Was mir in den letzten zehn Jahren in Diskussionen oft fehlt, ist Respekt gegenüber der Meinung des Gegenübers. Manchmal staune ich, manchmal tut es weh, zu sehen, wie der eigene Standpunkt um jeden Preis verteidigt wird, ohne auch nur kurz darüber nachzudenken, ob der andere vielleicht auch recht haben könnte. Besonders die Verbissenheit der Rechten und die Arroganz der Linken schmerzen mich. Wenn man ihre Meinungen nicht teilt, ist man automatisch entweder dumm oder ungebildet.

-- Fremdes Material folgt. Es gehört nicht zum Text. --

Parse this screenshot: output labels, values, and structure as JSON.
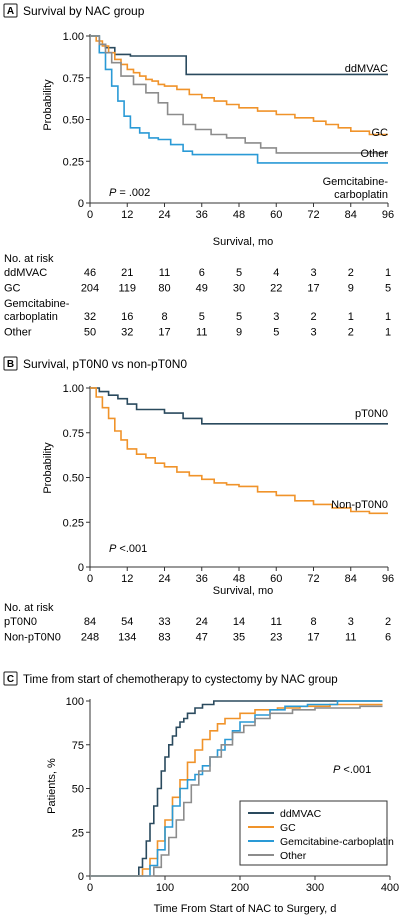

Dabei stellt weder die eine Seite noch die andere die Mehrheit. – Wobei ich gar nicht glaube, dass es die Mitte der Gesellschaft gibt. Nur formulieren die meisten ihre Forderungen ans Leben nicht so laut und absolutistisch.

Ich wünsche mir mehr Realismus in politischen Diskussionen. Selbst wenn es nach der nächsten Bundestagswahl eine Regierung mit absoluter Mehrheit im Parlament geben sollte – unabhängig von den Parteifarben – wird diese bei Amtsantritt nicht in einer anderen Welt arbeiten, sondern sich den gleichen Herausforderungen stellen müssen wie bisherige Regierungen.

PS: Wir mussten, ja wir müssen es einfach schaffen.

Die Flüchtlinge, die damals zum großen Teil in Ungarn feststeckten, waren der Unfähigkeit und dem Unwillen eines gewissen Viktor Orbán ausgeliefert. Wie hätten anständige Menschen denn anders reagieren sollen, als sich dieser Bewährungsprobe zu stellen – und dies im Vertrauen darauf, dass unser starkes Deutschland die Herausforderung bewältigen könne?

Ja, nicht alles war richtig, aber vom herbeigeredeten Untergang Deutschlands oder gar des Abendlandes sind wir weit entfernt. Es sei denn, man möchte es aus eigenem Machtwillen heraus so sehen.